So the fact that you had a hard time thinking of cosplit sequences of groups and the last question got me thinking (along the lines of Joel's comment actually)... what I came up with is probably standard (to people who well know it).
Suppose the sequence A-> B-> C is an exact sequence of groups. Then if it splits B is a quotient of the free product A*C (the coproduct in Grp) and if it cosplits B is a subgroup of the product AxC.
The idea (in the splitting case - this is enough since they are dual) is to use the universal property + the splitting to get a map from the coproduct. Then use the factorizations + exactness + element chase to check it is an epi in terms of right cancellation. There might be a slicker way to do this, but a way to get it for free from universal properties didn't occur to me.

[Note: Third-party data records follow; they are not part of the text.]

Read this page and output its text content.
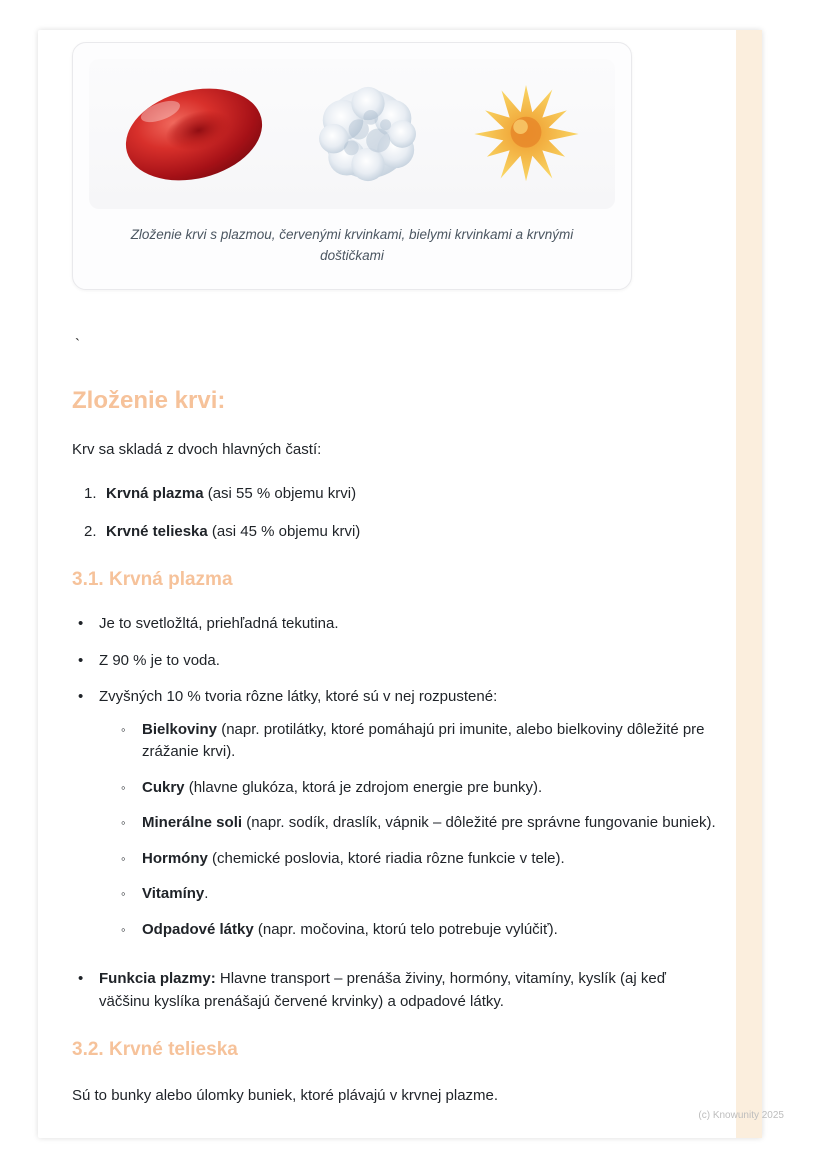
Zloženie krvi s plazmou, červenými krvinkami, bielymi krvinkami a krvnými doštičkami
`
Zloženie krvi:

Krv sa skladá z dvoch hlavných častí:

1. Krvná plazma (asi 55 % objemu krvi)
2. Krvné telieska (asi 45 % objemu krvi)
3.1. Krvná plazma
•	Je to svetložltá, priehľadná tekutina.
•	Z 90 % je to voda.
•	Zvyšných 10 % tvoria rôzne látky, ktoré sú v nej rozpustené:
◦	Bielkoviny (napr. protilátky, ktoré pomáhajú pri imunite, alebo bielkoviny dôležité pre zrážanie krvi).
◦	Cukry (hlavne glukóza, ktorá je zdrojom energie pre bunky).
◦	Minerálne soli (napr. sodík, draslík, vápnik – dôležité pre správne fungovanie buniek).
◦	Hormóny (chemické poslovia, ktoré riadia rôzne funkcie v tele).
◦	Vitamíny.
◦	Odpadové látky (napr. močovina, ktorú telo potrebuje vylúčiť).
•	Funkcia plazmy: Hlavne transport – prenáša živiny, hormóny, vitamíny, kyslík (aj keď väčšinu kyslíka prenášajú červené krvinky) a odpadové látky.
3.2. Krvné telieska

Sú to bunky alebo úlomky buniek, ktoré plávajú v krvnej plazme.

(c) Knowunity 2025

This gives a philosophical explanation of why split sequences are easy to find, they are given by a presentation for B in terms of A and C (e.g. your dihedral group example). I think cosplitting seems a bit weirder since one is defining a group as a subgroup of a product - is this less natural to people who actually do group theory?
I haven't checked but I suspect that one cannot have a split and cosplit sequence in Grp - it seems like the fact that there is no biproduct should be an obstruction to this based on the above but I am not sure. The largest class of categories which springs to mind where Andrew's trick works would be quasi-abelian categories for strict exact sequences (so pretty much exact categories).

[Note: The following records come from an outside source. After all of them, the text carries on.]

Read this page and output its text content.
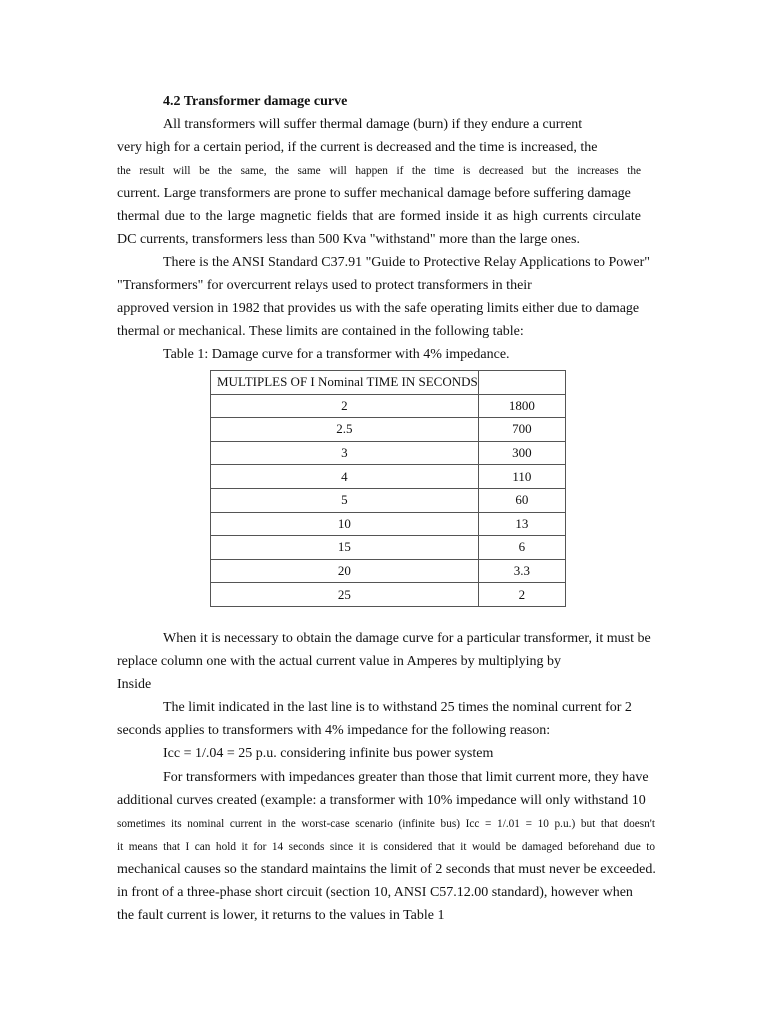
4.2 Transformer damage curve
All transformers will suffer thermal damage (burn) if they endure a current
very high for a certain period, if the current is decreased and the time is increased, the
the result will be the same, the same will happen if the time is decreased but the increases the
current. Large transformers are prone to suffer mechanical damage before suffering damage
thermal due to the large magnetic fields that are formed inside it as high currents circulate
DC currents, transformers less than 500 Kva "withstand" more than the large ones.
There is the ANSI Standard C37.91 "Guide to Protective Relay Applications to Power"
"Transformers" for overcurrent relays used to protect transformers in their
approved version in 1982 that provides us with the safe operating limits either due to damage
thermal or mechanical. These limits are contained in the following table:
Table 1: Damage curve for a transformer with 4% impedance.
MULTIPLES OF I Nominal TIME IN SECONDS	
2	1800
2.5	700
3	300
4	110
5	60
10	13
15	6
20	3.3
25	2
When it is necessary to obtain the damage curve for a particular transformer, it must be
replace column one with the actual current value in Amperes by multiplying by
Inside
The limit indicated in the last line is to withstand 25 times the nominal current for 2
seconds applies to transformers with 4% impedance for the following reason:
Icc = 1/.04 = 25 p.u. considering infinite bus power system
For transformers with impedances greater than those that limit current more, they have
additional curves created (example: a transformer with 10% impedance will only withstand 10
sometimes its nominal current in the worst-case scenario (infinite bus) Icc = 1/.01 = 10 p.u.) but that doesn't
it means that I can hold it for 14 seconds since it is considered that it would be damaged beforehand due to
mechanical causes so the standard maintains the limit of 2 seconds that must never be exceeded.
in front of a three-phase short circuit (section 10, ANSI C57.12.00 standard), however when
the fault current is lower, it returns to the values in Table 1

Finally I thought I'd point out some whackier examples where one has splitting iff cosplitting behaviour. In a triangulated category one has that every monomorphism is split and every epimorphism is split - in particular a triangle "splits" iff it "cosplits". The same is actually true for "exact sequences of triangulated categories". A fully faithful exact functor S -> T admits a right adjoint (cosplitting) iff T -> T/S admits a right adjoint (splitting).